Nadine Labaki’s multiple award-winning film Capernaum (‘Chaos’) won the 2018 Jury Prize at the Cannes Film Festival and was nominated for an Oscar. Set in Beirut’s slums, it follows a 12-year-old boy (played by a Syrian child refugee) who runs away from parents who cannot cope. Living on the streets, he forms a bond with an undocumented Ethiopian migrant and her baby son. Jailed for a crime, the boy sues his parents for bringing him into the world. The Lebanese actor and filmmaker speaks to Maya Jaggi about filming with non-professional actors in the toughest neighbourhoods, the challenges of holding a mirror up to society, and a sparkling career in film. This talk will be followed later the same evening by a Gala performance of Khaled Mouzanar’s music from Capernaum.
NADINE LABAKI is an actor and filmmaker who graduated in audiovisual studies from the University of Beirut. Her first feature, Caramel (2007), an ode to female friendship developed through a Cinéfondation Residency at the Cannes Film Festival, was showcased at the Directors’ Fortnight, and became Lebanon’s most successful film export. Where Do We Go Now? (2011), a fable about religious tensions and tolerance, premiered at Cannes in Un Certain Regard. After Rio, I Love You (segment ‘O Milagre’) (2014), she spent five years making Capernaum (2018), which won the Jury Prize at Cannes and was nominated for a Golden Globe and an Oscar for Best Foreign Language Film. This year she became the first Arab jury president of Un Certain Regard at Cannes. She has been a jury member at the Venice, Sundance and Tribeca film Festivals, and of the Palme d’Or at Cannes. She is a French Chevalier in the Order of Arts and Letters.
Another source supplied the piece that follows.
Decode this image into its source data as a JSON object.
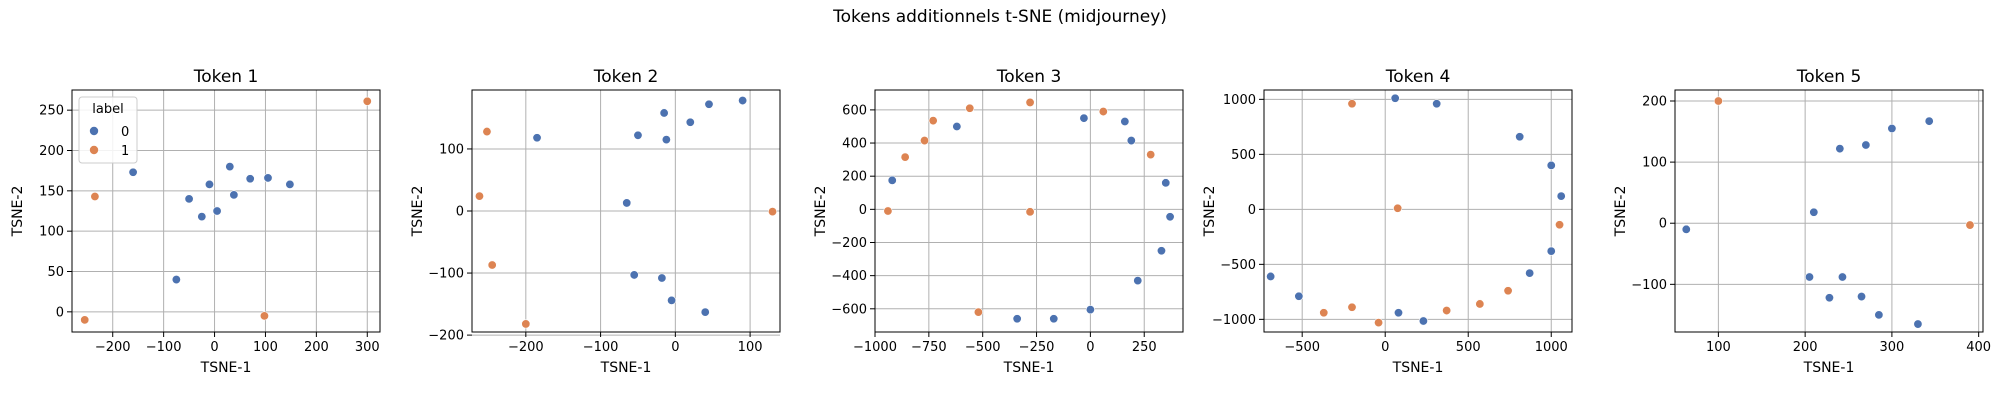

MAYA JAGGI is Director and co-presenter of Suoni dal Golfo’s Sea of Stories on the Gulf of Poets. A writer, critic, cultural journalist, consultant and artistic director in London, where she was born, she has reported from five continents and interviewed 14 Nobel prizewinners among hundreds of cultural figures, from Günter Grass and Umberto Eco to Salman Rushdie and Edward Said. Her writing on global art, literature and music appears in the Financial Times, New York Review of Books, New York Times and Words Without Borders – where she is Critic at Large – and she contributes to the BBC. She was a leading profile writer and critic for the Guardian newspaper’s Review in 1999-2015, and is ‘one of Britain’s most respected arts journalists,’ according to the Open University, which awarded her an honorary doctorate in 2012. She has been an Associate Fellow of Warwick University, a DAAD Arts and Media Fellow in Berlin and an EU Senior Expert in Cultural Journalism in post-Soviet Europe. She holds degrees from Oxford University and the London School of Economics.
This conversation is part of the Lebanese focus of Sea of Stories on the Gulf of Poets. The talk will be in English with simultaneous translation into Italian.